Gilson defende educação inclusiva e desenvolvimentista em encontro internacional

O coordenador-geral da Contee, Gilson Reis, apresentou, na Conferência Internacional “Desenvolvimento Econômico com Compromisso Social”, nesta sexta-feira, 1º, um projeto de cadeia produtiva de educação, que está sendo elaborado pela Contee. O encontro, organizado pela Confederação de Educadores Americanos (CEA) e pela Federação dos Sindicatos dos Professores Universitários da América do Sul (Fesiduas), contou com a presença de educadores de vários países da América Latina e da Espanha.

Gilson lembrou que o golpe que tirou Dilma Rousseff da Presidência da República e favoreceu a eleição de Jair Bolsonaro no Brasil foi uma vitória projeto ultraliberal sobre o projeto nacional de desenvolvimento, “mas estamos avançando na luta pela retomada de um governo progressista. No ano que vem realizaremos a 2ª Conferência Nacional Popular da Educação (Conape) e a Contee vai apresentar uma proposta de cadeia produtiva para a educação”.

O tema será debatido pela entidade ainda este ano, e Gilson apresentou algumas das ideias que a permeiam. “Queremos conduzir a educação a um novo patamar de desenvolvimento. Precisamos nos apropriar da tecnologia e termos instrumentos capazes de atender às nossas necessidades e preservar os interesses populares e as soberanias nacionais dos nossos países. Temos que ter materialidade, infraestrutura capaz de garantir esse desenvolvimento. Não queremos a educação apenas como inclusão, mas também como instrumento de desenvolvimento social”, afirmou.

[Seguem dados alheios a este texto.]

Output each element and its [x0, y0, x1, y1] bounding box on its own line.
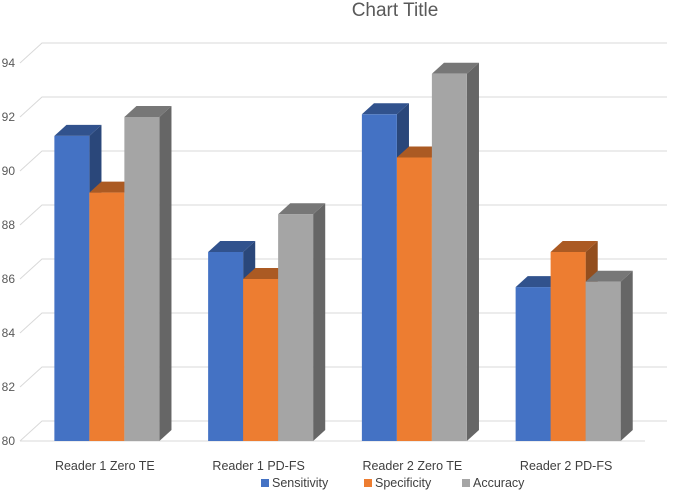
bars — [54, 62, 633, 442]
legend-label: Specificity — [375, 476, 432, 490]
y-axis-ticks: 80 82 84 86 88 90 92 94 — [2, 56, 16, 448]
legend-label: Accuracy — [473, 476, 525, 490]
bar-front — [515, 287, 551, 441]
gridlines — [19, 42, 667, 442]
bar-top — [124, 106, 172, 117]
bar-front — [585, 281, 621, 441]
bar-front — [89, 192, 125, 441]
bar-top — [585, 270, 633, 282]
legend: Sensitivity Specificity Accuracy — [261, 476, 525, 490]
y-tick-label: 80 — [2, 434, 16, 448]
bar-front — [431, 73, 467, 442]
bar-front — [361, 114, 397, 442]
bar-front — [124, 117, 160, 441]
bar-accuracy-0 — [124, 106, 172, 441]
bar-front — [54, 135, 90, 441]
legend-item-sensitivity: Sensitivity — [261, 476, 329, 490]
bar-accuracy-3 — [585, 270, 633, 441]
bar-top — [278, 203, 326, 215]
bar-top — [54, 124, 102, 136]
y-tick-label: 92 — [2, 110, 16, 124]
bar-top — [361, 103, 409, 115]
bar-front — [208, 252, 244, 441]
legend-swatch — [364, 479, 372, 487]
bar-side — [159, 106, 172, 441]
bar-front — [396, 157, 432, 441]
bar-front — [243, 279, 279, 441]
legend-swatch — [261, 479, 269, 487]
y-tick-label: 88 — [2, 218, 16, 232]
y-tick-label: 86 — [2, 272, 16, 286]
x-category-label: Reader 2 Zero TE — [362, 459, 462, 473]
bar-top — [208, 241, 256, 252]
bar-front — [550, 252, 586, 441]
y-tick-label: 82 — [2, 380, 16, 394]
bar-accuracy-2 — [431, 62, 479, 442]
gridline — [19, 150, 667, 172]
y-tick-label: 94 — [2, 56, 16, 70]
bar-front — [278, 214, 314, 441]
bar-top — [431, 62, 479, 74]
bar-side — [313, 203, 326, 441]
x-category-label: Reader 1 PD-FS — [212, 459, 304, 473]
y-tick-label: 90 — [2, 164, 16, 178]
category-labels: Reader 1 Zero TE Reader 1 PD-FS Reader 2 Z… — [55, 459, 612, 473]
bar-side — [620, 270, 633, 441]
legend-swatch — [462, 479, 470, 487]
gridline — [19, 96, 667, 118]
legend-item-specificity: Specificity — [364, 476, 432, 490]
bar-side — [466, 62, 479, 442]
x-category-label: Reader 1 Zero TE — [55, 459, 155, 473]
legend-item-accuracy: Accuracy — [462, 476, 525, 490]
bar-top — [550, 241, 598, 252]
chart-title: Chart Title — [352, 0, 439, 21]
y-tick-label: 84 — [2, 326, 16, 340]
legend-label: Sensitivity — [272, 476, 329, 490]
x-category-label: Reader 2 PD-FS — [520, 459, 612, 473]
gridline — [19, 42, 667, 64]
bar-accuracy-1 — [278, 203, 326, 441]
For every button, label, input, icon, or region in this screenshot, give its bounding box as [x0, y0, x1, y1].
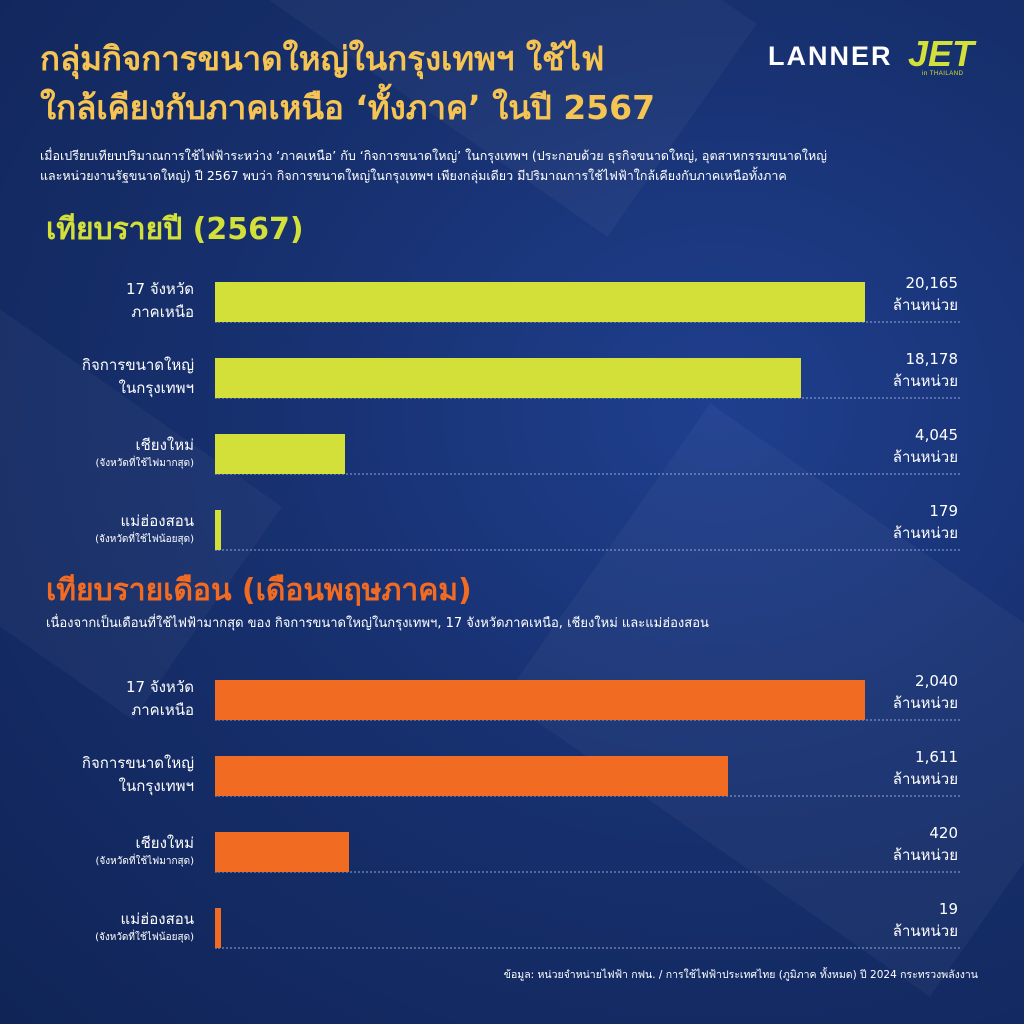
value-number: 2,040 [915, 672, 958, 690]
value-unit: ล้านหน่วย [892, 922, 958, 940]
value-label: 420 ล้านหน่วย [893, 822, 958, 866]
category-sublabel: (จังหวัดที่ใช้ไฟน้อยสุด) [95, 534, 194, 545]
dotted-guide [215, 947, 960, 949]
intro-line: เมื่อเปรียบเทียบปริมาณการใช้ไฟฟ้าระหว่าง… [40, 148, 827, 163]
page-title: กลุ่มกิจการขนาดใหญ่ในกรุงเทพฯ ใช้ไฟ ใกล้… [40, 34, 760, 132]
value-label: 1,611 ล้านหน่วย [893, 746, 958, 790]
category-sublabel: (จังหวัดที่ใช้ไฟมากสุด) [95, 856, 194, 867]
value-unit: ล้านหน่วย [892, 296, 958, 314]
source-note: ข้อมูล: หน่วยจำหน่ายไฟฟ้า กฟน. / การใช้ไ… [503, 969, 978, 981]
value-label: 19 ล้านหน่วย [893, 898, 958, 942]
bar-row: 17 จังหวัดภาคเหนือ 2,040 ล้านหน่วย [0, 672, 1024, 738]
yearly-section-title: เทียบรายปี (2567) [46, 212, 304, 247]
value-number: 4,045 [915, 426, 958, 444]
dotted-guide [215, 473, 960, 475]
category-label: 17 จังหวัดภาคเหนือ [126, 676, 194, 722]
category-label: 17 จังหวัดภาคเหนือ [126, 278, 194, 324]
title-line: ใกล้เคียงกับภาคเหนือ ‘ทั้งภาค’ ในปี 2567 [40, 88, 656, 127]
value-number: 18,178 [905, 350, 959, 368]
value-label: 179 ล้านหน่วย [893, 500, 958, 544]
dotted-guide [215, 795, 960, 797]
category-label-line: ในกรุงเทพฯ [118, 777, 194, 795]
bar [215, 680, 865, 720]
title-line: กลุ่มกิจการขนาดใหญ่ในกรุงเทพฯ ใช้ไฟ [40, 39, 605, 78]
bar-row: กิจการขนาดใหญ่ในกรุงเทพฯ 1,611 ล้านหน่วย [0, 748, 1024, 814]
bar-row: 17 จังหวัดภาคเหนือ 20,165 ล้านหน่วย [0, 274, 1024, 340]
dotted-guide [215, 397, 960, 399]
jet-logo-subtitle: in THAILAND [922, 71, 964, 77]
category-label-line: เชียงใหม่ [135, 436, 194, 454]
dotted-guide [215, 549, 960, 551]
value-number: 20,165 [905, 274, 959, 292]
category-label-line: แม่ฮ่องสอน [120, 910, 194, 928]
category-label-line: กิจการขนาดใหญ่ [81, 754, 194, 772]
value-label: 18,178 ล้านหน่วย [893, 348, 958, 392]
value-unit: ล้านหน่วย [892, 694, 958, 712]
monthly-section-note: เนื่องจากเป็นเดือนที่ใช้ไฟฟ้ามากสุด ของ … [46, 616, 709, 631]
category-label: แม่ฮ่องสอน (จังหวัดที่ใช้ไฟน้อยสุด) [95, 908, 194, 945]
bar [215, 510, 221, 550]
value-unit: ล้านหน่วย [892, 524, 958, 542]
bar [215, 832, 349, 872]
category-label: เชียงใหม่ (จังหวัดที่ใช้ไฟมากสุด) [96, 832, 194, 869]
category-label-line: 17 จังหวัด [125, 678, 194, 696]
bar [215, 908, 222, 948]
value-unit: ล้านหน่วย [892, 770, 958, 788]
value-label: 4,045 ล้านหน่วย [893, 424, 958, 468]
value-number: 1,611 [915, 748, 958, 766]
bar [215, 756, 729, 796]
dotted-guide [215, 321, 960, 323]
monthly-section-title: เทียบรายเดือน (เดือนพฤษภาคม) [46, 573, 472, 608]
category-label-line: เชียงใหม่ [135, 834, 194, 852]
category-sublabel: (จังหวัดที่ใช้ไฟมากสุด) [95, 458, 194, 469]
intro-paragraph: เมื่อเปรียบเทียบปริมาณการใช้ไฟฟ้าระหว่าง… [40, 146, 985, 186]
category-label: กิจการขนาดใหญ่ในกรุงเทพฯ [82, 354, 194, 400]
category-sublabel: (จังหวัดที่ใช้ไฟน้อยสุด) [95, 932, 194, 943]
intro-line: และหน่วยงานรัฐขนาดใหญ่) ปี 2567 พบว่า กิ… [40, 168, 787, 183]
dotted-guide [215, 719, 960, 721]
category-label-line: 17 จังหวัด [125, 280, 194, 298]
value-label: 2,040 ล้านหน่วย [893, 670, 958, 714]
category-label-line: ภาคเหนือ [131, 701, 194, 719]
bar [215, 434, 346, 474]
category-label-line: ในกรุงเทพฯ [118, 379, 194, 397]
category-label: แม่ฮ่องสอน (จังหวัดที่ใช้ไฟน้อยสุด) [95, 510, 194, 547]
category-label: เชียงใหม่ (จังหวัดที่ใช้ไฟมากสุด) [96, 434, 194, 471]
jet-logo: JET [908, 33, 975, 74]
value-unit: ล้านหน่วย [892, 448, 958, 466]
bar-row: กิจการขนาดใหญ่ในกรุงเทพฯ 18,178 ล้านหน่วย [0, 350, 1024, 416]
value-number: 179 [929, 502, 958, 520]
value-number: 19 [938, 900, 958, 918]
category-label-line: ภาคเหนือ [131, 303, 194, 321]
bar [215, 358, 801, 398]
bar [215, 282, 865, 322]
value-unit: ล้านหน่วย [892, 846, 958, 864]
value-number: 420 [929, 824, 958, 842]
category-label: กิจการขนาดใหญ่ในกรุงเทพฯ [82, 752, 194, 798]
bar-row: เชียงใหม่ (จังหวัดที่ใช้ไฟมากสุด) 4,045 ล้า… [0, 426, 1024, 492]
bar-row: แม่ฮ่องสอน (จังหวัดที่ใช้ไฟน้อยสุด) 19 ล้าน… [0, 900, 1024, 966]
category-label-line: แม่ฮ่องสอน [120, 512, 194, 530]
dotted-guide [215, 871, 960, 873]
value-label: 20,165 ล้านหน่วย [893, 272, 958, 316]
lanner-logo: LANNER [768, 41, 893, 71]
bar-row: แม่ฮ่องสอน (จังหวัดที่ใช้ไฟน้อยสุด) 179 ล้า… [0, 502, 1024, 568]
bar-row: เชียงใหม่ (จังหวัดที่ใช้ไฟมากสุด) 420 ล้านห… [0, 824, 1024, 890]
value-unit: ล้านหน่วย [892, 372, 958, 390]
category-label-line: กิจการขนาดใหญ่ [81, 356, 194, 374]
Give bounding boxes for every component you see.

O professor e senador uruguaio Daniel Olesker, ex-ministro da Saúde Pública e do Desenvolvimento Social do país vizinho, abordou o atual desenvolvimento do capitalismo mundial, “que tem aprofundado as desigualdades sociais. A discussão do futuro tem que contemplar a discussão do controle da tecnologia”, pontificou, concordando com Gilson.

Marcelo Magnasco, da Fesiduas, deplorou que “a pandemia do coronavírus aprofundou desigualdades econômicas e de acesso à educação em todo o Planeta, em especial nos países dependentes, como os da América Latina”.

Cristina Castro, coordenadora da Secretaria de Relações Internacionais da Contee, salientou que “não há desenvolvimento sem a participação das mulheres e sem que a democratização da educação seja contemplada. Os sindicatos acumulam, atualmente, a tarefa de acompanhar e fiscalizar as condições sanitárias nos estabelecimentos de ensino durante a pandemia, que ceifa centenas de vidas diariamente no Brasil”.

Fernando Rodal, presidente da CEA, considerou que “este debate central que está sendo colocado com enorme clareza e desafios pelos companheiros Olesker e Gilson é um verdadeiro incentivo para nossas tarefas”.